Gue ngangguk, masih geli sama topik obrolan sebelumnya. “Sama-sama, Onye,” balas gue, entah dari mana juga datangnya panggilan itu. Mendengar kalimat gue, Hana buru-buru noleh, tanpa dilihat langsung juga gue tahu dahinya sekarang mengerut gak terima.

“Kok manggil Onye, sih?” tanyanya, gue ketawa lagi.

“Mirip abisnya,” jawab gue sembari menunjuk susu pisang di pangkuannya pakai dagu. Hana melengos, kemudian menyesap susu pisang pemberian gue itu lambat-lambat. Lampu merah berikutnya sedikit lebih lama, gue baru aja mau menyalakan radio buat membunuh hening ketika suara Hana menghentikan gerakan gue.

“Ini mungkin telat, tapi aku minta maaf karena ngambil foto Kakak diam-diam, sekaligus majang foto Kakak di mading.”

Gue nengok, sama sekali gak nyangka dia bakal minta maaf. Gue aja udah lupa sebenarnya, tapi gue akui tindakan majang foto gue di mading itu cukup mengganggu─ya walaupun ini jauh lebih bisa ditoleransi ketimbang insta-story foto gue lagi nguap atau terciduk tidur di perpustakaan. Setidaknya gue dalam foto jepretan Hana ganteng, ganteng kata gue.

“Santai aja.” Gue mengibaskan tangan tanda gak masalah, persis kayak yang selalu gue lakuin untuk kasus yang serupa. “Anyway, kita belum kenalan yang serius, kan? Kalau gitu kenalin, gue Dimitri. Dan jaga-jaga takutnya lo lupa lagi… iya, gue anak BEM.”

Hana ketawa setengah meringis, menatap uluran tangan gue ragu-ragu.

“Gak mau kenalan, ah.”

Alis gue miring sebelah. “Kenapa? Tak kenal maka tak sayang, tau!”

“Ya makanya aku gak mau kenalan kalau gak bisa sayang.”

Damn it. Gue hampir speechless. Gue gak pernah ketemu cewek se-straight forward ini, anjir. Buru-buru gue kuasai diri gue lagi.

“Sayang itu bisa diatur, Hana.”

“Oke, kalau gitu kenalin… Gerhana Senja.”

Gue tersenyum menatap kejauhan dan langit sore yang mulai memunculkan semburat oranye.
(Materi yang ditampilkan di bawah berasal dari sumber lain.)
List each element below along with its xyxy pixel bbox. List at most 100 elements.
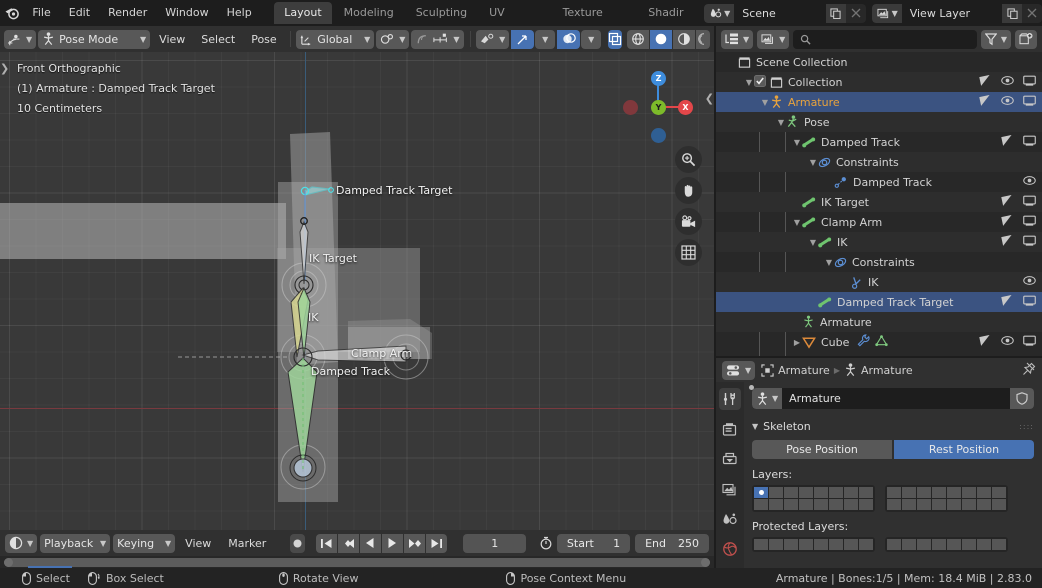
layer-cell[interactable] bbox=[754, 499, 768, 510]
layer-cell[interactable] bbox=[859, 499, 873, 510]
outliner-row[interactable]: ▼ Collection bbox=[716, 72, 1042, 92]
armature-datablock-field[interactable]: ▼ Armature bbox=[752, 388, 1034, 409]
layer-cell[interactable] bbox=[992, 487, 1006, 498]
layer-cell[interactable] bbox=[947, 487, 961, 498]
auto-keying-toggle[interactable] bbox=[289, 533, 306, 553]
layer-cell[interactable] bbox=[799, 487, 813, 498]
hide-in-viewport-icon[interactable] bbox=[1001, 75, 1014, 89]
layer-cell[interactable] bbox=[754, 487, 768, 498]
outliner-row[interactable]: IK bbox=[716, 272, 1042, 292]
protected-layer-cell[interactable] bbox=[829, 539, 843, 550]
layer-cell[interactable] bbox=[887, 487, 901, 498]
shading-material-button[interactable] bbox=[673, 29, 695, 49]
armature-datablock-name[interactable]: Armature bbox=[782, 392, 1010, 405]
outliner-row[interactable]: ▼ Clamp Arm bbox=[716, 212, 1042, 232]
restrict-select-icon[interactable] bbox=[1001, 214, 1014, 230]
disclosure-triangle-icon[interactable]: ▶ bbox=[792, 338, 802, 347]
collection-checkbox[interactable] bbox=[754, 74, 766, 90]
tab-shading[interactable]: Shadir bbox=[638, 2, 693, 24]
fake-user-toggle[interactable] bbox=[1010, 388, 1034, 409]
gizmo-axis-z[interactable]: Z bbox=[651, 71, 666, 86]
menu-edit[interactable]: Edit bbox=[60, 3, 99, 23]
navigation-gizmo[interactable]: Z Y X bbox=[614, 60, 693, 143]
disclosure-triangle-icon[interactable]: ▼ bbox=[808, 238, 818, 247]
timeline-menu-marker[interactable]: Marker bbox=[221, 534, 273, 553]
outliner-new-collection-button[interactable] bbox=[1015, 29, 1037, 49]
layer-cell[interactable] bbox=[977, 487, 991, 498]
restrict-select-icon[interactable] bbox=[1001, 194, 1014, 210]
next-keyframe-button[interactable] bbox=[403, 533, 425, 553]
hide-in-viewport-icon[interactable] bbox=[1023, 175, 1036, 189]
outliner-editor-type-selector[interactable]: ▼ bbox=[721, 29, 754, 49]
layer-cell[interactable] bbox=[859, 487, 873, 498]
interaction-mode-selector[interactable]: Pose Mode ▼ bbox=[38, 29, 151, 49]
layer-cell[interactable] bbox=[962, 487, 976, 498]
scene-copy-icon[interactable] bbox=[825, 3, 846, 23]
scene-datablock[interactable]: ▼ Scene bbox=[704, 3, 866, 23]
outliner-row[interactable]: Damped Track Target bbox=[716, 292, 1042, 312]
layer-cell[interactable] bbox=[917, 487, 931, 498]
outliner-row[interactable]: Damped Track bbox=[716, 172, 1042, 192]
protected-layer-cell[interactable] bbox=[784, 539, 798, 550]
layer-cell[interactable] bbox=[887, 499, 901, 510]
view-layer-copy-icon[interactable] bbox=[1002, 3, 1022, 23]
protected-layer-cell[interactable] bbox=[947, 539, 961, 550]
play-button[interactable] bbox=[381, 533, 403, 553]
gizmo-axis-neg-x[interactable] bbox=[623, 100, 638, 115]
outliner-row[interactable]: ▼ Pose bbox=[716, 112, 1042, 132]
timeline-menu-keying[interactable]: Keying ▼ bbox=[113, 533, 176, 553]
show-overlays-toggle[interactable] bbox=[557, 29, 581, 49]
disclosure-triangle-icon[interactable]: ▼ bbox=[776, 118, 786, 127]
gizmo-axis-neg-z[interactable] bbox=[651, 128, 666, 143]
viewport-menu-view[interactable]: View bbox=[152, 30, 192, 49]
timeline-menu-playback[interactable]: Playback ▼ bbox=[40, 533, 111, 553]
tab-scene-properties[interactable] bbox=[719, 508, 741, 530]
xray-toggle[interactable] bbox=[608, 29, 622, 49]
pin-icon[interactable] bbox=[1022, 362, 1036, 379]
layer-cell[interactable] bbox=[829, 487, 843, 498]
transform-orientation-selector[interactable]: Global ▼ bbox=[296, 29, 375, 49]
hide-in-viewport-icon[interactable] bbox=[1001, 335, 1014, 349]
outliner-row[interactable]: Scene Collection bbox=[716, 52, 1042, 72]
layer-cell[interactable] bbox=[977, 499, 991, 510]
outliner-filter-button[interactable]: ▼ bbox=[980, 29, 1011, 49]
properties-editor-type-selector[interactable]: ▼ bbox=[722, 360, 756, 380]
disable-in-viewports-icon[interactable] bbox=[1023, 75, 1036, 90]
outliner-row[interactable]: ▼ Constraints bbox=[716, 252, 1042, 272]
tab-render-properties[interactable] bbox=[719, 418, 741, 440]
protected-layer-cell[interactable] bbox=[754, 539, 768, 550]
protected-layer-cell[interactable] bbox=[859, 539, 873, 550]
layer-cell[interactable] bbox=[917, 499, 931, 510]
layer-cell[interactable] bbox=[902, 487, 916, 498]
prev-keyframe-button[interactable] bbox=[337, 533, 359, 553]
outliner-row[interactable]: IK Target bbox=[716, 192, 1042, 212]
disable-in-viewports-icon[interactable] bbox=[1023, 95, 1036, 110]
show-gizmo-toggle[interactable] bbox=[511, 29, 535, 49]
layer-cell[interactable] bbox=[829, 499, 843, 510]
outliner-row[interactable]: ▼ Constraints bbox=[716, 152, 1042, 172]
protected-layer-cell[interactable] bbox=[799, 539, 813, 550]
protected-layer-cell[interactable] bbox=[932, 539, 946, 550]
layer-cell[interactable] bbox=[769, 487, 783, 498]
layer-cell[interactable] bbox=[844, 499, 858, 510]
overlay-options-dropdown[interactable]: ▼ bbox=[581, 29, 602, 49]
layer-cell[interactable] bbox=[932, 499, 946, 510]
visibility-selector[interactable]: ▼ bbox=[476, 29, 510, 49]
restrict-select-icon[interactable] bbox=[1001, 134, 1014, 150]
restrict-select-icon[interactable] bbox=[1001, 294, 1014, 310]
outliner-row[interactable]: Armature bbox=[716, 312, 1042, 332]
shading-solid-button[interactable] bbox=[650, 29, 672, 49]
timeline-editor-type-selector[interactable]: ▼ bbox=[5, 533, 38, 553]
view-layer-name[interactable]: View Layer bbox=[901, 3, 1002, 23]
viewport-menu-pose[interactable]: Pose bbox=[244, 30, 283, 49]
armature-data-browse-icon[interactable]: ▼ bbox=[752, 388, 783, 409]
tab-tool-properties[interactable] bbox=[719, 388, 741, 410]
snap-target-selector[interactable]: ▼ bbox=[376, 29, 410, 49]
gizmo-options-dropdown[interactable]: ▼ bbox=[535, 29, 556, 49]
disclosure-triangle-icon[interactable]: ▼ bbox=[824, 258, 834, 267]
layer-cell[interactable] bbox=[814, 487, 828, 498]
protected-layer-cell[interactable] bbox=[769, 539, 783, 550]
disclosure-triangle-icon[interactable]: ▼ bbox=[792, 138, 802, 147]
layer-cell[interactable] bbox=[947, 499, 961, 510]
restrict-select-icon[interactable] bbox=[979, 74, 992, 90]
Gerhana Senja… is such a beautiful name.

Gue gak tahan buat gak tersenyum lebih lebar sewaktu gue rasakan tangan Hana menggenggam balik tangan gue. Dan begitu gue noleh buat natap dia, kayaknya gue jadi punya alasan buat menganggap senja itu indah kayak yang orang-orang bilang.

“Emang ada, ya? Gerhana senja?” Entah kenapa, gue jadi beneran penasaran.

Hana mengangguk semangat. “Ada, dong. Gerhana senja itu gerhana yang paling cantik dari gerhana-gerhana yang lain.”

“Emang iya?”

“Iya! Ini buktinya.” Hana nunjuk dirinya sendiri, kemudian melengkungkan senyum semanis mungkin ketika gue berhasil membagi perhatian antara jalan dan dia.

Hana punya senyum di matanya.

Karena itu, akhirnya gue terkekeh sembari mengacak rambutnya dengan gemas. Satu jam terjebak di kemacetan, gue nyaris gak percaya kalau gue melewati semuanya tanpa ada satu pun cacian yang keluar.

Bukan, bukan karena gue menahan diri di depan Hana, melainkan Hana yang gak ngasih gue kesempatan buat memikirkan hal lain selain kerandomannya. Mengenal Hana, gue kayak berkenalan sama kotak pandora, gue selalu salah tebak dan dikejutkan dari sisinya yang baru.

Pulang dari sini, gue berniat meminta maaf sama Juan karena diam-diam gue pernah menghujat dia yang bilang Hana lucu.

Well, I admit it. She might be a little bit… cute.